A panel of medical experts from the National Institute on Aging and the Alzheimer’s Association last week proposed changes in the way doctors diagnose Alzheimer’s disease — including the use of so-called biomarkers, tests like PET brain scans and analyses of spinal fluids to promote early detection of the disease. Although these recommendations are well intentioned, evidence suggests that it would be a mistake to adopt them at this time. To understand why, it’s important to recognize what these tests mean, in what context the information will be used and what experience has shown us.
First, about the diagnostic tests: A PET scan detects clumps of a deformed protein called amyloid beta, commonly known as plaques. The presence of these plaques has been a gold standard of Alzheimer’s pathology since 1906, when Dr. Alois Alzheimer first identified them in a patient.
However, we now know that roughly one-third of all elderly adults have such plaques in their brains yet function normally. And eleven clinical trials, recently made public by a group of drug companies, that were aimed at reducing these plaques in Alzheimer’s patients all failed to show cognitive improvement, even when the brains were cleared of plaques.

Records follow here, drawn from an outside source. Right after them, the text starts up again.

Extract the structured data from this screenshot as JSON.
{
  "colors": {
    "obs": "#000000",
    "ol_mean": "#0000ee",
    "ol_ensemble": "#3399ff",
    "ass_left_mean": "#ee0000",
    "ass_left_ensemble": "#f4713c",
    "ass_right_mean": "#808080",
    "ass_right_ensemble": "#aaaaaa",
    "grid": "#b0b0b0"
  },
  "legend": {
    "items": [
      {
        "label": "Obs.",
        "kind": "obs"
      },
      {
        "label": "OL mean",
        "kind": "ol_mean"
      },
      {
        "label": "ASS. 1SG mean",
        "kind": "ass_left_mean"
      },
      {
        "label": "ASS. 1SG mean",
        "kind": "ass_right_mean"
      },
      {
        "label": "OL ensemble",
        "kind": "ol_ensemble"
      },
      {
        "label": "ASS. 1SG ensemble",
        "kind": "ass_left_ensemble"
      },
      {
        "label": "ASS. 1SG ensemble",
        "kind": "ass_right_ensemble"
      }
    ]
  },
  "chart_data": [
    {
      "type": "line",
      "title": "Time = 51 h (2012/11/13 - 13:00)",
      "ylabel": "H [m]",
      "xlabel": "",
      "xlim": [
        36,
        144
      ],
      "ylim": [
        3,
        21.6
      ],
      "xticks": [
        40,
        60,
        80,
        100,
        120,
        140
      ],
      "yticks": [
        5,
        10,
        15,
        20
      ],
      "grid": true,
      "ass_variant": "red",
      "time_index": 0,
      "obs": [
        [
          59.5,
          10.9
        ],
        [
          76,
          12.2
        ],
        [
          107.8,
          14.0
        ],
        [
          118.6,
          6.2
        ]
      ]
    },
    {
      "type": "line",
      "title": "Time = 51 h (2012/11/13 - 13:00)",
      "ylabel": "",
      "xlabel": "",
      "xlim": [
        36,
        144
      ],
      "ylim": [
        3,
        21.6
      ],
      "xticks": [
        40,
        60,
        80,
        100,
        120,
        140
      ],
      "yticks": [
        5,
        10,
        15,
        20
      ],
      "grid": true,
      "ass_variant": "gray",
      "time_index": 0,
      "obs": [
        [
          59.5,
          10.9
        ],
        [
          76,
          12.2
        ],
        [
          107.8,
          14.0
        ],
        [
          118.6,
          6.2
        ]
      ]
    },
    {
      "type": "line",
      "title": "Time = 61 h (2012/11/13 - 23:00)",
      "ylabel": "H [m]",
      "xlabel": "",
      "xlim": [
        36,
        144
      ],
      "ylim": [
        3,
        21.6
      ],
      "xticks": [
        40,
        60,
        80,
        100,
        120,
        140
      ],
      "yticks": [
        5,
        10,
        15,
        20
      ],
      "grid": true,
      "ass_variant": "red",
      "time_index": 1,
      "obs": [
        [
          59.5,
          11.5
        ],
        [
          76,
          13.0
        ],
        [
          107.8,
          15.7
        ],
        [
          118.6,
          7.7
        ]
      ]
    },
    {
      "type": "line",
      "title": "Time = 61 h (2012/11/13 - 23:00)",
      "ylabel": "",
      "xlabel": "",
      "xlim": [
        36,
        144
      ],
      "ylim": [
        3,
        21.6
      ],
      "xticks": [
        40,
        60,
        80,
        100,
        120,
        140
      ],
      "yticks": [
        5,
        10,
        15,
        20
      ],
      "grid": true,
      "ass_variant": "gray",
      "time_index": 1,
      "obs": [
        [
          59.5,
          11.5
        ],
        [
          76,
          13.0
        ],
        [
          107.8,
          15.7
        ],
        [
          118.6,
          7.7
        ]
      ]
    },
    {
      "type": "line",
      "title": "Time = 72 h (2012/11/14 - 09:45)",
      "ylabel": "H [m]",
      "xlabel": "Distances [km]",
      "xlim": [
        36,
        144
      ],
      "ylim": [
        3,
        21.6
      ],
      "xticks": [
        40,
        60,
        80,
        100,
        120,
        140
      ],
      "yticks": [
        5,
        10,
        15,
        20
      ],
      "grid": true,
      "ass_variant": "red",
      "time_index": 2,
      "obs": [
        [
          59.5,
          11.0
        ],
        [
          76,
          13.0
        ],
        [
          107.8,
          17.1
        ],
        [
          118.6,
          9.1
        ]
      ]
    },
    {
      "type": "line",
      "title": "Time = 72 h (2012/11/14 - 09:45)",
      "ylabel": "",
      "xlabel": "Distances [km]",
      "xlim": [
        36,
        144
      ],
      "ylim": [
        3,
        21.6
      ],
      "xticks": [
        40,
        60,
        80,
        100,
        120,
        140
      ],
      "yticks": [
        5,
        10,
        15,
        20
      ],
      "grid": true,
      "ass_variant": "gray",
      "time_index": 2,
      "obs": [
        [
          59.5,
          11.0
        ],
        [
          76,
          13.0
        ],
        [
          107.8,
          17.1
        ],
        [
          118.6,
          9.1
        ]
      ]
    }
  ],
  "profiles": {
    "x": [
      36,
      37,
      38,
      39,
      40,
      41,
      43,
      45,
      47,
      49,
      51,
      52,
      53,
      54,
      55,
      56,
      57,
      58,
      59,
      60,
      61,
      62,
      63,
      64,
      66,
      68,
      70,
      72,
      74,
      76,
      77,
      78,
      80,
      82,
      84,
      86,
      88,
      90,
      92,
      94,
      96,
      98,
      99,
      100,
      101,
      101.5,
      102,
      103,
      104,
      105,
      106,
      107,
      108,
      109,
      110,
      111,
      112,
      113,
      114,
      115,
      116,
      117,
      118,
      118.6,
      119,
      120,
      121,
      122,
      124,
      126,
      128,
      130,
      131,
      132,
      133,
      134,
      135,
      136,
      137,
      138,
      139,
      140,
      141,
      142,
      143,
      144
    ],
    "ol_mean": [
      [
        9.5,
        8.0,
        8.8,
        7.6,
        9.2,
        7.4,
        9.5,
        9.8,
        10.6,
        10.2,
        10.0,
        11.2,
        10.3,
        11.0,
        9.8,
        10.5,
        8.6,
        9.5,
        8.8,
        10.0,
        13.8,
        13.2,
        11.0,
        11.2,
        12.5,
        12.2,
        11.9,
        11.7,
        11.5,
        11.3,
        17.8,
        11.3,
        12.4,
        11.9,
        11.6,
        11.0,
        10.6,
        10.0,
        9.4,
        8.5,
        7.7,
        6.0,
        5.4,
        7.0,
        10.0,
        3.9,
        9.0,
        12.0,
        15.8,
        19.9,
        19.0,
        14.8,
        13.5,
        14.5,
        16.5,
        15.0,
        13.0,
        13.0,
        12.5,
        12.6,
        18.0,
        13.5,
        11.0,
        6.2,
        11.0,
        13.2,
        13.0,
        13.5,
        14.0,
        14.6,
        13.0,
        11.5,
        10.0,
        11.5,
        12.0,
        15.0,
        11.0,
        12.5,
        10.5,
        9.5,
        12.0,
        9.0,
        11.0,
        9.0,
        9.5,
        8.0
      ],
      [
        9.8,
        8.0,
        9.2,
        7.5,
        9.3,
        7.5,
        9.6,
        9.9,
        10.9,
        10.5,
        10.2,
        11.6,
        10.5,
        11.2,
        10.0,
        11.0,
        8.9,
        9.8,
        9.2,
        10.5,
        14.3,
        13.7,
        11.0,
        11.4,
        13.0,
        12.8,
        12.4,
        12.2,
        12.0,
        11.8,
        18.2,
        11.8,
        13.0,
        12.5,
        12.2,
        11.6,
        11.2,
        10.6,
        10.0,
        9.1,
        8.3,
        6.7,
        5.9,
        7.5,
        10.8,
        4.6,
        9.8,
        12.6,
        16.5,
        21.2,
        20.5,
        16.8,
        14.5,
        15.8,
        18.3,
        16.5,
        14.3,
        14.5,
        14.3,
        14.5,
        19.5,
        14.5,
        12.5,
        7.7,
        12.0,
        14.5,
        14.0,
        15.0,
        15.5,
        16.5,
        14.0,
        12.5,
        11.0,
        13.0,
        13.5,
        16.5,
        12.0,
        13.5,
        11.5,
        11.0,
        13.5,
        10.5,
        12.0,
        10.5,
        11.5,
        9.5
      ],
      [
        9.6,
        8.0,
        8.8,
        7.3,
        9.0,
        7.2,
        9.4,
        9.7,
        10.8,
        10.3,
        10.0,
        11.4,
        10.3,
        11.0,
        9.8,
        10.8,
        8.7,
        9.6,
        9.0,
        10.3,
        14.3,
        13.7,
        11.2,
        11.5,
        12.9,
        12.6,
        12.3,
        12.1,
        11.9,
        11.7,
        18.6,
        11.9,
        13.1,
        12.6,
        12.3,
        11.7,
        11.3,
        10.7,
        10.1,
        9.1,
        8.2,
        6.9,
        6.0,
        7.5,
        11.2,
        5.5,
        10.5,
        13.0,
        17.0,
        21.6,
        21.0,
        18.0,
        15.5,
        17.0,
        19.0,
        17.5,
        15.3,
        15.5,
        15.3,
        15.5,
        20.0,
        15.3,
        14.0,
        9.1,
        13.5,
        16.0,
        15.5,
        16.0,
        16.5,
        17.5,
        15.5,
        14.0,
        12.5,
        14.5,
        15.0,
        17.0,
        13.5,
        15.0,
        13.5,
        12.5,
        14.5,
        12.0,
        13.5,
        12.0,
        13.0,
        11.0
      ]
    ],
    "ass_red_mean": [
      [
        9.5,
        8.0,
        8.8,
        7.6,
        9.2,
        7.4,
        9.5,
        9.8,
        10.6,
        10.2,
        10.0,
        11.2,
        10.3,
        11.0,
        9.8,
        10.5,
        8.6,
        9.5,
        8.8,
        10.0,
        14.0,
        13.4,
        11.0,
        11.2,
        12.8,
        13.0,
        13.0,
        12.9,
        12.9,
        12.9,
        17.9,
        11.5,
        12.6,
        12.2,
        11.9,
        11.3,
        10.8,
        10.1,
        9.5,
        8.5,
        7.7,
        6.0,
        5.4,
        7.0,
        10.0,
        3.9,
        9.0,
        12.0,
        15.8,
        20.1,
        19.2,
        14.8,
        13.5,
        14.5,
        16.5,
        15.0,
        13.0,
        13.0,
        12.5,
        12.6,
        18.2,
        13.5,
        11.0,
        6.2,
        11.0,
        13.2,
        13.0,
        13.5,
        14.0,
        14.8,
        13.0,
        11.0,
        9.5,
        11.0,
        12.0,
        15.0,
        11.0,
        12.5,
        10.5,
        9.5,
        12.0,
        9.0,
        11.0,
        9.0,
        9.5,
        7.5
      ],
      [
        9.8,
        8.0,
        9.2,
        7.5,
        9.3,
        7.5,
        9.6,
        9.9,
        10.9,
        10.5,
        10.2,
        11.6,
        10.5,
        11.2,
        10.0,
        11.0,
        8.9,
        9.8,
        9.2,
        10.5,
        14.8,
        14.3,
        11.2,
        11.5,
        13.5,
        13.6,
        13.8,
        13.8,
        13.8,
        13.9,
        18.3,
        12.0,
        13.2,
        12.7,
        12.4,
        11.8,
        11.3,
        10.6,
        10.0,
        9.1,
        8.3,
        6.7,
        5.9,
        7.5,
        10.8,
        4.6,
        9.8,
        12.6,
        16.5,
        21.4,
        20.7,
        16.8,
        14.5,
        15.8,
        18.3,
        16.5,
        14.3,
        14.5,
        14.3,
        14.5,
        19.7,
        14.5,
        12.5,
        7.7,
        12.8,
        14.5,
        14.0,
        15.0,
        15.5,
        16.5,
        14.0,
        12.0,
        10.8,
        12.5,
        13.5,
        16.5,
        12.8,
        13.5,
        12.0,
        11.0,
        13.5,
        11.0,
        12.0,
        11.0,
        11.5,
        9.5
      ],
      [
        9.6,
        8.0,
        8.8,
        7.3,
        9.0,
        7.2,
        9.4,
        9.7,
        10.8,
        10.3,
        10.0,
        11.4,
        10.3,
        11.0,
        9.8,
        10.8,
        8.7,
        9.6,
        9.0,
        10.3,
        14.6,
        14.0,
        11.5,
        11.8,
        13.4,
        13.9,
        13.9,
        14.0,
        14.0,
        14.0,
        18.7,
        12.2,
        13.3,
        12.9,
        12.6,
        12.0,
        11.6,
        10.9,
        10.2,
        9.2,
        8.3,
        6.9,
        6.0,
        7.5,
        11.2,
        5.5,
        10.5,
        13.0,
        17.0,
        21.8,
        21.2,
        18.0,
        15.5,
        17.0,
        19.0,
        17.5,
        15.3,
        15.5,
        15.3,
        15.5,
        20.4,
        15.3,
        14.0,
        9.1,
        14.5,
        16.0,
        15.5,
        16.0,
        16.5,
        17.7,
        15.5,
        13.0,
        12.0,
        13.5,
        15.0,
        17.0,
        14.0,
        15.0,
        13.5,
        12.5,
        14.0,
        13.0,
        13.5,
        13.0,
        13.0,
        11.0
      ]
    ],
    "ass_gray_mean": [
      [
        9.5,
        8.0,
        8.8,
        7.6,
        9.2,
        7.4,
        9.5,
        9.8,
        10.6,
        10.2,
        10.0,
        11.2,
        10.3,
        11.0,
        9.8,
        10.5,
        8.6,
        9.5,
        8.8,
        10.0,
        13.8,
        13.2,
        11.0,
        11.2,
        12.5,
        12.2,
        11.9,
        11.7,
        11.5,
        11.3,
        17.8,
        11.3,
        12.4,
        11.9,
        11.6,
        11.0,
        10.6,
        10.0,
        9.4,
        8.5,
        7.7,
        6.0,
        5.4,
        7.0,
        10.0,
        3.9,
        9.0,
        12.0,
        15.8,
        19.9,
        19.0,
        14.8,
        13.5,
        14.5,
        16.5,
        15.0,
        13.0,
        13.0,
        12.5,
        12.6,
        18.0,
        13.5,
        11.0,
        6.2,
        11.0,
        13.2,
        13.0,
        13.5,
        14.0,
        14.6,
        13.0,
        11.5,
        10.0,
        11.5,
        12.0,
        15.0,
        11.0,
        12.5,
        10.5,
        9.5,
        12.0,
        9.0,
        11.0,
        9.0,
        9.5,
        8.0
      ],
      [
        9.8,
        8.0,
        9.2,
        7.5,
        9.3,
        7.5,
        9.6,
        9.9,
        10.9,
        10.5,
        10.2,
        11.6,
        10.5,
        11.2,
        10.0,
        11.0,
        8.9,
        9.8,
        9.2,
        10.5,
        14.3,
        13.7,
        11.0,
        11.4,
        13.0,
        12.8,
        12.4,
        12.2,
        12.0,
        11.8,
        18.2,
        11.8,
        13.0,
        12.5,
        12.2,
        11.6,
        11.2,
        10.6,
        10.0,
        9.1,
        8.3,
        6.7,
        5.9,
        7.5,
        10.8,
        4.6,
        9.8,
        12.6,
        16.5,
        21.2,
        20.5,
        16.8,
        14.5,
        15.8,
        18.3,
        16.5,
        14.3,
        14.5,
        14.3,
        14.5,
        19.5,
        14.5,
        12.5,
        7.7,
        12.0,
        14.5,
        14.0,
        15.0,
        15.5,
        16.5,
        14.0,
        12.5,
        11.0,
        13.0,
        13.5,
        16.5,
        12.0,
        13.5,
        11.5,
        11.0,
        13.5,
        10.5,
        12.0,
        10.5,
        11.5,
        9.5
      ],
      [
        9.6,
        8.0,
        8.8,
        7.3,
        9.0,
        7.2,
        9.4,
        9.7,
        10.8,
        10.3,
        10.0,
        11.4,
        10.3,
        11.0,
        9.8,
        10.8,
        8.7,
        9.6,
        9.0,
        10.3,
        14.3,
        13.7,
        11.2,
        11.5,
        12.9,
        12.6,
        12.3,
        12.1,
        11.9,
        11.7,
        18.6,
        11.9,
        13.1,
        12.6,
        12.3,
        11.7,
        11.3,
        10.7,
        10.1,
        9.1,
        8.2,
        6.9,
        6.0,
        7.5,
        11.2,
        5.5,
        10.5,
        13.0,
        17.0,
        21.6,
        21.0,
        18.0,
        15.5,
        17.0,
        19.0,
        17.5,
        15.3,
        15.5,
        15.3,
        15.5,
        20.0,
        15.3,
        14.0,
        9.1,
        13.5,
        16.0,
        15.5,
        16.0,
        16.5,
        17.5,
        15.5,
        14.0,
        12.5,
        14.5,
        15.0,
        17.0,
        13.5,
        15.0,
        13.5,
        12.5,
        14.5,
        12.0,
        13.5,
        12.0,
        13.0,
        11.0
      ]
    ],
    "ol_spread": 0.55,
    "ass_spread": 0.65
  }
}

Thus, the presence of plaques cannot predict with any accuracy or specificity that an individual is going to acquire the disease — and researchers are increasingly looking beyond the amyloid hypothesis for an adequate explanation for Alzheimer’s.
Another test being recommended by the panel is spinal fluid analysis — which measures the relative levels of two proteins, tau and amyloid beta. This method does seem quite promising, but its predictive potential remains uncertain.
There are also practical issues to be considered, not least of all the high cost of these procedures. What’s more, the spinal tap procedure is not easy to perform and is painful to undergo, and it is a long way from becoming a routine diagnostic tool. Dr. Janis Petzel, a geriatric psychiatrist in Maine, has noted how unfeasible this test is in “nonacademic, rural or non-Western settings”: “I pray that cerebrospinal fluid findings will never be part of diagnostic criteria for Alzheimer’s disease,” she wrote.
The diagnostic tests themselves can carry a risk of side effects. General imaging scans can expose patients to radiation, for instance; an invasive spinal tap could result in infection or damage to tissue. But there is also the psychological risk of false positives and misdiagnoses that greatly distress patients, at least until further tests show they do not have the disease.
This danger of overdiagnosis is very real, as the history of treatment for prostate cancer shows. A study last year about the prostate-specific antigen test found that in the two decades after the test was introduced, prostate cancer was detected in more than 1 million additional men, many of whom were likely overtreated.
Last, the most dreadful thing about Alzheimer’s disease, next to the slow deterioration of cognition, is that we do not yet have a cure and none seems to be on the horizon. So, even if the new recommendations rendered the diagnosis earlier and unassailable, there is no therapeutic avenue to use this information to effectively treat the patient. Many individuals would simply prefer to be spared the emotional trauma of a diagnosis if no treatment exists.
Taken together, these reasons suggest that the panel’s recommendations are likely to increase the emotional burden on individuals and the financial burden on society without providing proportional benefits. The doctor’s most basic tenet is that of primum non nocere — first, do no harm. Until we have a more definite idea about what causes Alzheimer’s, early-detection tests may do patients more harm than good.
Sanjay W. Pimplikar, an associate professor in the department of neurosciences at the Cleveland Clinic’s Lerner Research Institute.